Bus driver charged with negligent manslaughter - Taipei Times
Wed, Oct 04, 2017 - Page 3 News List

Bus driver charged with negligent manslaughter

DIVERSION:Bus driver Wu Hsieh-sung said that he was distracted because he was trying to find wet wipes just before the accident that killed six people and hurt 11

By Tsai Ching-hua and Jonathan Chin  /  Staff reporter, with staff writer

Ciaotou District Prosecutors Office spokesman Hsu Hung-ju, speaking at a news conference in Kaohsiung yesterday, points at video surveillance stills showing Aloha Bus Co driver Wu Hsieh-sung’s behavior just before his bus crashed killing six people on Sept. 11.

Photo: CNA

Prosecutors yesterday indicted Aloha Bus Co driver Wu Hsieh-sung on a charge of negligent manslaughter following a deadly bus accident on Sept. 11.

Six people were killed and 11 injured when Wu crashed into the median on the Sun Yat-sen Freeway (Freeway No. 1) in Kaohsiung’s Gangshan District (岡山).

Wu said he was attempting to evade a vehicle in front of him at the time of the accident.

Chaotou District Chief Prosecutor Hsu Hung-ju (徐弘儒) said footage from the bus showed that Wu took his eyes off the road twice to look for something to the right of his seat before the crash.

Wu told investigators that he was stifled by the heat and was trying to find wet wipes to wipe his face, Hsu said, adding that reports that Wu was looking for his cellphone were incorrect.

The bus’ internal recorder showed that Wu was not driving over the speed limit, Hsu said, adding that the bus was traveling at 73kph at the moment of impact.

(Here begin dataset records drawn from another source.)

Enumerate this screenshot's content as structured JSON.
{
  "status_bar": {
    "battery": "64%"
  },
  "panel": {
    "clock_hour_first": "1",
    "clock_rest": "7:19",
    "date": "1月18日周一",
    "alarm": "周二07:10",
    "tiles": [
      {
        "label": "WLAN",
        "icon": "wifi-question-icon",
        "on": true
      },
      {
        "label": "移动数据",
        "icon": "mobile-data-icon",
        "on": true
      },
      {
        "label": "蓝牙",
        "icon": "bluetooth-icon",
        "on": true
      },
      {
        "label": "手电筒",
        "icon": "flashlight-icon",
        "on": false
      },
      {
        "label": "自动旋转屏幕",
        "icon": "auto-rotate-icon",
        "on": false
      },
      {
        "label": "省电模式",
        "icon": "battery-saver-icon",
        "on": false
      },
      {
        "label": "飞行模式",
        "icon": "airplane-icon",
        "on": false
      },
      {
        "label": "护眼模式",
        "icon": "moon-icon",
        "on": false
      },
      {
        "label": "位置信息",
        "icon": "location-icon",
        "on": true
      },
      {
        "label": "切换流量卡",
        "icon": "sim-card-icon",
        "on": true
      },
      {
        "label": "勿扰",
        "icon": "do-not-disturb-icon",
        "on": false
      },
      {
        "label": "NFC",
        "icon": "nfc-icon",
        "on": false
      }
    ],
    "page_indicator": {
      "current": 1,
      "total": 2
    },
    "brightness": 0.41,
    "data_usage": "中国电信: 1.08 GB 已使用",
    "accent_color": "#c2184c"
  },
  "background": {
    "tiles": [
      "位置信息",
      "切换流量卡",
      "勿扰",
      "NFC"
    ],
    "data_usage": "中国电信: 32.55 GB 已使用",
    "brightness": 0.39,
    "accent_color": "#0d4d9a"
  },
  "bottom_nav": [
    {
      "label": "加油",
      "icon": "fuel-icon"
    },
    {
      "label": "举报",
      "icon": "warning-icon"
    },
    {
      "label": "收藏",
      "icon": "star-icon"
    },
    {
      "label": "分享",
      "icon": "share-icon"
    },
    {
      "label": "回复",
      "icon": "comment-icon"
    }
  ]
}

The bus’ speed did not exceed 105kph in the 13 minutes prior to the accident, he added.

The speed limit for that section of the freeway is 110kph, Hsu said.

Wu was not wearing a seat belt and the swerve he made to avoid hitting the vehicle in front threw him off his seat, saving his life, Hsu added.

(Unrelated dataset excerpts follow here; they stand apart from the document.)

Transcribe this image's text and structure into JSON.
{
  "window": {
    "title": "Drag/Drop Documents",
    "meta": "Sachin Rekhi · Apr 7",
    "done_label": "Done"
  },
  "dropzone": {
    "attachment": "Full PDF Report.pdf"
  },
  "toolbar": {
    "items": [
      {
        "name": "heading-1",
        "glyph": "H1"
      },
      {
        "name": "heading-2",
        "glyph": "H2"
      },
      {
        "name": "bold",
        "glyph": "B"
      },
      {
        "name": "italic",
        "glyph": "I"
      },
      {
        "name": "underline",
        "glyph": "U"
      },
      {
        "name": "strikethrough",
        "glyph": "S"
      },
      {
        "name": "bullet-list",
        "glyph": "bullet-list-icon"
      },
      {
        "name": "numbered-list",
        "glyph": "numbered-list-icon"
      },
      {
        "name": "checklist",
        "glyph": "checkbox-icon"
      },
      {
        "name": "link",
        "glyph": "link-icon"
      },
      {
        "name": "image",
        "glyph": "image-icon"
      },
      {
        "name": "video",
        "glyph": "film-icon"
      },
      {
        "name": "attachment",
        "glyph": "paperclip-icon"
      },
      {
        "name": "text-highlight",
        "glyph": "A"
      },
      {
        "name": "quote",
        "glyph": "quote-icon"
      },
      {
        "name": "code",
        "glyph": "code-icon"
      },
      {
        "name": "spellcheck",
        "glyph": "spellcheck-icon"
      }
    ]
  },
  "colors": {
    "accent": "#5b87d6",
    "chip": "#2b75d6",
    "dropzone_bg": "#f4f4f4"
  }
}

The work schedule at Aloha Bus showed that Wu was not overworked and the bus company had followed labor laws, he said.

Wu did not work overtime in the seven-day period prior to the accident and he had the mandated 10 hours of rest before driving as required by law, Hsu said.

Smartphone location data showed that Wu’s phone was near his residence in Kaohsiung’s Fongshan District (鳳山) during his rest period, confirming company records, Hsu said.

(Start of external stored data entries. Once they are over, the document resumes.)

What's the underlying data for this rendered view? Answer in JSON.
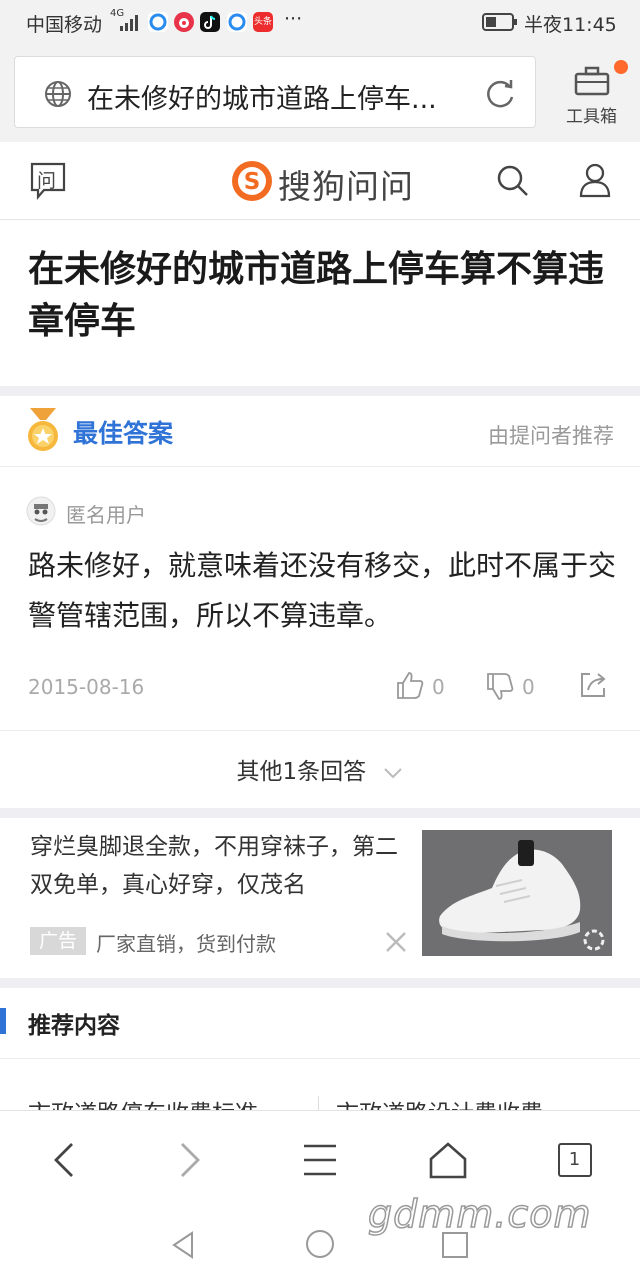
{
  "status_bar": {
    "carrier": "中国移动",
    "network": "4G",
    "notification_more": "···",
    "time": "半夜11:45",
    "app_icons": [
      "browser-app-icon",
      "weibo-app-icon",
      "tiktok-app-icon",
      "browser-app-icon",
      "toutiao-app-icon"
    ],
    "toutiao_label": "头条"
  },
  "browser": {
    "url_title": "在未修好的城市道路上停车...",
    "toolbox_label": "工具箱",
    "toolbox_badge_color": "#ff6a2c"
  },
  "site": {
    "ask_icon_label": "问",
    "logo_text": "搜狗问问",
    "brand_color": "#f26b21"
  },
  "question": {
    "title": "在未修好的城市道路上停车算不算违章停车"
  },
  "best_answer": {
    "label": "最佳答案",
    "recommended_by": "由提问者推荐",
    "user_name": "匿名用户",
    "text": "路未修好，就意味着还没有移交，此时不属于交警管辖范围，所以不算违章。",
    "date": "2015-08-16",
    "likes": "0",
    "dislikes": "0"
  },
  "more_answers": {
    "label": "其他1条回答"
  },
  "ad": {
    "title": "穿烂臭脚退全款，不用穿袜子，第二双免单，真心好穿，仅茂名",
    "badge": "广告",
    "source": "厂家直销，货到付款"
  },
  "recommend": {
    "title": "推荐内容",
    "items": [
      "市政道路停车收费标准",
      "市政道路设计费收费"
    ]
  },
  "toolbar": {
    "tab_count": "1"
  },
  "watermark": "gdmm.com",
  "colors": {
    "accent": "#2f73d7",
    "separator": "#efeff3"
  }
}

There is no evidence that the vehicle in front of the bus was responsible for the crash in any way, Hsu said, adding that investigators reviewed surveillance footage from a freeway camera and interviewed the driver of the vehicle.

Ten of the 11 people injured in the accident have yet to press charges against Wu for negligence causing bodily harm, Hsu said.

Wu is recuperating from his injuries and his commercial license has been revoked, Aloha Bus said, adding that it would take full responsibility for civil lawsuits, but not for the criminal charges.

Aloha Bus spokesman Juan Fu-sheng (阮福生) said the company’s vehicles have anti-sleep alarms, but they were undergoing calibration and were inactive at the time of the accident.

The device tracks the driver’s eye movements and sounds an alarm if the driver’s attention wavers, and keeps a log of the alarms for the company’s reference, Juan said.

The devices are now operational and the company will take disciplinary action against offending drivers, including firing them, Juan said, adding that all drivers would be retrained.

The government cannot supervise individual commercial drivers and to a large extent depends on bus operators to regulate their drivers, Ministry of Transportation and Communications Department of Railways and Highways official Hu Ti-chi (胡迪琦) said.

The government is providing subsidies to bus companies for the installation of anti-sleep alarms, Hu added.